To make a long story short – the run time is 2 ½ hours – Evan basks in the attention from the Murphy family who are thrilled to think that Connor actually did have a friend. Evan blossoms as two fellow nerds and he put up a website called The Connor Project, and a speech by Evan goes viral on Facebook. It is a cure for his social anxiety, based on a false premise. There never was a friendship. The fiction is born that they met and passed emails back and forth. The perfidy grows until, as it must, the bubble bursts.

“Dear Evan Hansen” is still playing on Broadway. It is touring the country to enthusiastic audiences. Little wonder. In its own way it is a universal story of the angst that is unavoidable in growing up and the frustration and missteps of parents trying to ease that angst. It is the rare parent who does not grow short with the distant, stubborn soul now occupying his child’s room. It is the rare teen who has not feared rejection by his peers and the world. The audience was filled with many young people, perhaps brought by parents hoping to open a dialogue. Personally I could identify with Evan’s mother (Jessica Phillips) and her feelings of helplessness, frustration, and desperation as she tried to ease his pain and to reach him.

There is no question but that the story hits a truthful chord. The language is the language of current adolescents and the story genuinely pulls at the heartstrings. That the music is not particularly memorable seems less important; it is serviceable and the musicians are good. The original Broadway production was at the Music Box Theatre, a much smaller venue than the Ahmanson and other tour destinations. The production suffers from the magnification. The cavernous spaces like the Ahmanson swallow up some of the dialogue and impinge on the sense of intimacy. But it would not be smart to miss it, because of these issues.

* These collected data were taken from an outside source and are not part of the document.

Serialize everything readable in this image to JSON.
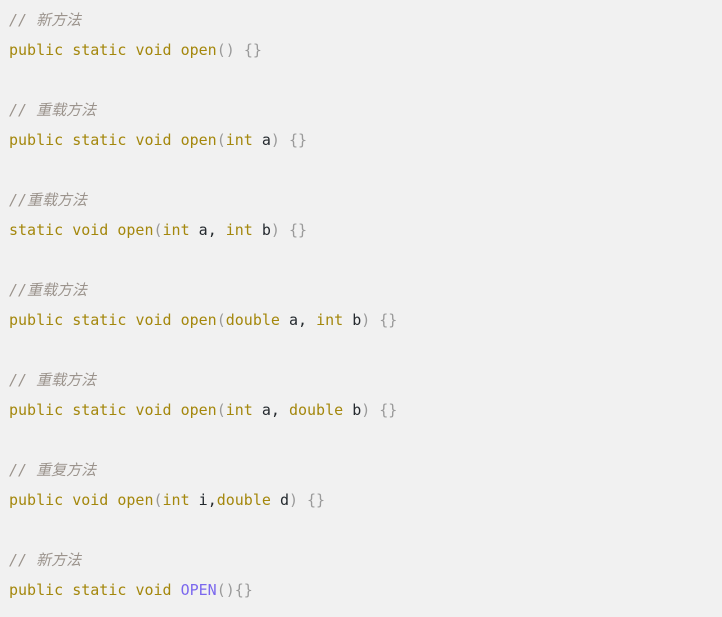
{
  "editor": {
    "background_color": "#f1f1f1",
    "language": "java",
    "colors": {
      "comment": "#9b938c",
      "keyword": "#a4870c",
      "type": "#a4870c",
      "method": "#a4870c",
      "static_method": "#7b68ee",
      "identifier": "#24292e",
      "punctuation": "#9a9a9a"
    }
  },
  "lines": [
    {
      "id": "line-1-comment",
      "kind": "comment",
      "text": "// 新方法",
      "tokens": [
        {
          "t": "// 新方法",
          "c": "tok-comment"
        }
      ]
    },
    {
      "id": "line-2-code",
      "kind": "code",
      "text": "public static void open() {}",
      "tokens": [
        {
          "t": "public",
          "c": "tok-keyword"
        },
        {
          "t": " ",
          "c": "tok-plain"
        },
        {
          "t": "static",
          "c": "tok-keyword"
        },
        {
          "t": " ",
          "c": "tok-plain"
        },
        {
          "t": "void",
          "c": "tok-keyword"
        },
        {
          "t": " ",
          "c": "tok-plain"
        },
        {
          "t": "open",
          "c": "tok-fn"
        },
        {
          "t": "()",
          "c": "tok-punct"
        },
        {
          "t": " ",
          "c": "tok-plain"
        },
        {
          "t": "{}",
          "c": "tok-punct"
        }
      ]
    },
    {
      "id": "blank-1",
      "kind": "blank",
      "text": "",
      "tokens": []
    },
    {
      "id": "line-3-comment",
      "kind": "comment",
      "text": "// 重载方法",
      "tokens": [
        {
          "t": "// 重载方法",
          "c": "tok-comment"
        }
      ]
    },
    {
      "id": "line-4-code",
      "kind": "code",
      "text": "public static void open(int a) {}",
      "tokens": [
        {
          "t": "public",
          "c": "tok-keyword"
        },
        {
          "t": " ",
          "c": "tok-plain"
        },
        {
          "t": "static",
          "c": "tok-keyword"
        },
        {
          "t": " ",
          "c": "tok-plain"
        },
        {
          "t": "void",
          "c": "tok-keyword"
        },
        {
          "t": " ",
          "c": "tok-plain"
        },
        {
          "t": "open",
          "c": "tok-fn"
        },
        {
          "t": "(",
          "c": "tok-punct"
        },
        {
          "t": "int",
          "c": "tok-type"
        },
        {
          "t": " ",
          "c": "tok-plain"
        },
        {
          "t": "a",
          "c": "tok-ident"
        },
        {
          "t": ")",
          "c": "tok-punct"
        },
        {
          "t": " ",
          "c": "tok-plain"
        },
        {
          "t": "{}",
          "c": "tok-punct"
        }
      ]
    },
    {
      "id": "blank-2",
      "kind": "blank",
      "text": "",
      "tokens": []
    },
    {
      "id": "line-5-comment",
      "kind": "comment",
      "text": "//重载方法",
      "tokens": [
        {
          "t": "//重载方法",
          "c": "tok-comment"
        }
      ]
    },
    {
      "id": "line-6-code",
      "kind": "code",
      "text": "static void open(int a, int b) {}",
      "tokens": [
        {
          "t": "static",
          "c": "tok-keyword"
        },
        {
          "t": " ",
          "c": "tok-plain"
        },
        {
          "t": "void",
          "c": "tok-keyword"
        },
        {
          "t": " ",
          "c": "tok-plain"
        },
        {
          "t": "open",
          "c": "tok-fn"
        },
        {
          "t": "(",
          "c": "tok-punct"
        },
        {
          "t": "int",
          "c": "tok-type"
        },
        {
          "t": " ",
          "c": "tok-plain"
        },
        {
          "t": "a",
          "c": "tok-ident"
        },
        {
          "t": ",",
          "c": "tok-comma"
        },
        {
          "t": " ",
          "c": "tok-plain"
        },
        {
          "t": "int",
          "c": "tok-type"
        },
        {
          "t": " ",
          "c": "tok-plain"
        },
        {
          "t": "b",
          "c": "tok-ident"
        },
        {
          "t": ")",
          "c": "tok-punct"
        },
        {
          "t": " ",
          "c": "tok-plain"
        },
        {
          "t": "{}",
          "c": "tok-punct"
        }
      ]
    },
    {
      "id": "blank-3",
      "kind": "blank",
      "text": "",
      "tokens": []
    },
    {
      "id": "line-7-comment",
      "kind": "comment",
      "text": "//重载方法",
      "tokens": [
        {
          "t": "//重载方法",
          "c": "tok-comment"
        }
      ]
    },
    {
      "id": "line-8-code",
      "kind": "code",
      "text": "public static void open(double a, int b) {}",
      "tokens": [
        {
          "t": "public",
          "c": "tok-keyword"
        },
        {
          "t": " ",
          "c": "tok-plain"
        },
        {
          "t": "static",
          "c": "tok-keyword"
        },
        {
          "t": " ",
          "c": "tok-plain"
        },
        {
          "t": "void",
          "c": "tok-keyword"
        },
        {
          "t": " ",
          "c": "tok-plain"
        },
        {
          "t": "open",
          "c": "tok-fn"
        },
        {
          "t": "(",
          "c": "tok-punct"
        },
        {
          "t": "double",
          "c": "tok-type"
        },
        {
          "t": " ",
          "c": "tok-plain"
        },
        {
          "t": "a",
          "c": "tok-ident"
        },
        {
          "t": ",",
          "c": "tok-comma"
        },
        {
          "t": " ",
          "c": "tok-plain"
        },
        {
          "t": "int",
          "c": "tok-type"
        },
        {
          "t": " ",
          "c": "tok-plain"
        },
        {
          "t": "b",
          "c": "tok-ident"
        },
        {
          "t": ")",
          "c": "tok-punct"
        },
        {
          "t": " ",
          "c": "tok-plain"
        },
        {
          "t": "{}",
          "c": "tok-punct"
        }
      ]
    },
    {
      "id": "blank-4",
      "kind": "blank",
      "text": "",
      "tokens": []
    },
    {
      "id": "line-9-comment",
      "kind": "comment",
      "text": "// 重载方法",
      "tokens": [
        {
          "t": "// 重载方法",
          "c": "tok-comment"
        }
      ]
    },
    {
      "id": "line-10-code",
      "kind": "code",
      "text": "public static void open(int a, double b) {}",
      "tokens": [
        {
          "t": "public",
          "c": "tok-keyword"
        },
        {
          "t": " ",
          "c": "tok-plain"
        },
        {
          "t": "static",
          "c": "tok-keyword"
        },
        {
          "t": " ",
          "c": "tok-plain"
        },
        {
          "t": "void",
          "c": "tok-keyword"
        },
        {
          "t": " ",
          "c": "tok-plain"
        },
        {
          "t": "open",
          "c": "tok-fn"
        },
        {
          "t": "(",
          "c": "tok-punct"
        },
        {
          "t": "int",
          "c": "tok-type"
        },
        {
          "t": " ",
          "c": "tok-plain"
        },
        {
          "t": "a",
          "c": "tok-ident"
        },
        {
          "t": ",",
          "c": "tok-comma"
        },
        {
          "t": " ",
          "c": "tok-plain"
        },
        {
          "t": "double",
          "c": "tok-type"
        },
        {
          "t": " ",
          "c": "tok-plain"
        },
        {
          "t": "b",
          "c": "tok-ident"
        },
        {
          "t": ")",
          "c": "tok-punct"
        },
        {
          "t": " ",
          "c": "tok-plain"
        },
        {
          "t": "{}",
          "c": "tok-punct"
        }
      ]
    },
    {
      "id": "blank-5",
      "kind": "blank",
      "text": "",
      "tokens": []
    },
    {
      "id": "line-11-comment",
      "kind": "comment",
      "text": "// 重复方法",
      "tokens": [
        {
          "t": "// 重复方法",
          "c": "tok-comment"
        }
      ]
    },
    {
      "id": "line-12-code",
      "kind": "code",
      "text": "public void open(int i,double d) {}",
      "tokens": [
        {
          "t": "public",
          "c": "tok-keyword"
        },
        {
          "t": " ",
          "c": "tok-plain"
        },
        {
          "t": "void",
          "c": "tok-keyword"
        },
        {
          "t": " ",
          "c": "tok-plain"
        },
        {
          "t": "open",
          "c": "tok-fn"
        },
        {
          "t": "(",
          "c": "tok-punct"
        },
        {
          "t": "int",
          "c": "tok-type"
        },
        {
          "t": " ",
          "c": "tok-plain"
        },
        {
          "t": "i",
          "c": "tok-ident"
        },
        {
          "t": ",",
          "c": "tok-comma"
        },
        {
          "t": "double",
          "c": "tok-type"
        },
        {
          "t": " ",
          "c": "tok-plain"
        },
        {
          "t": "d",
          "c": "tok-ident"
        },
        {
          "t": ")",
          "c": "tok-punct"
        },
        {
          "t": " ",
          "c": "tok-plain"
        },
        {
          "t": "{}",
          "c": "tok-punct"
        }
      ]
    },
    {
      "id": "blank-6",
      "kind": "blank",
      "text": "",
      "tokens": []
    },
    {
      "id": "line-13-comment",
      "kind": "comment",
      "text": "// 新方法",
      "tokens": [
        {
          "t": "// 新方法",
          "c": "tok-comment"
        }
      ]
    },
    {
      "id": "line-14-code",
      "kind": "code",
      "text": "public static void OPEN(){}",
      "tokens": [
        {
          "t": "public",
          "c": "tok-keyword"
        },
        {
          "t": " ",
          "c": "tok-plain"
        },
        {
          "t": "static",
          "c": "tok-keyword"
        },
        {
          "t": " ",
          "c": "tok-plain"
        },
        {
          "t": "void",
          "c": "tok-keyword"
        },
        {
          "t": " ",
          "c": "tok-plain"
        },
        {
          "t": "OPEN",
          "c": "tok-fn-static"
        },
        {
          "t": "()",
          "c": "tok-punct"
        },
        {
          "t": "{}",
          "c": "tok-punct"
        }
      ]
    }
  ]
}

There is an honesty in “Dear Evan Hansen” that is refreshing. The actors look like real people. Teenage enthusiasm even when based on a crazy idea is magnetic and palpable. “Evan Hansen” may not be remembered for the music, but most will remember it for the message. Adolescence is tough, but rays of hope can be found in the worse situations. That is what it means to grow up.

Los Angeles ,
Weinstein is a clinical psychologist who teaches in the medical school at UCLA. She also holds a master's degree in Urban Studies and has a strong interest in history and architecture, as well as the theater.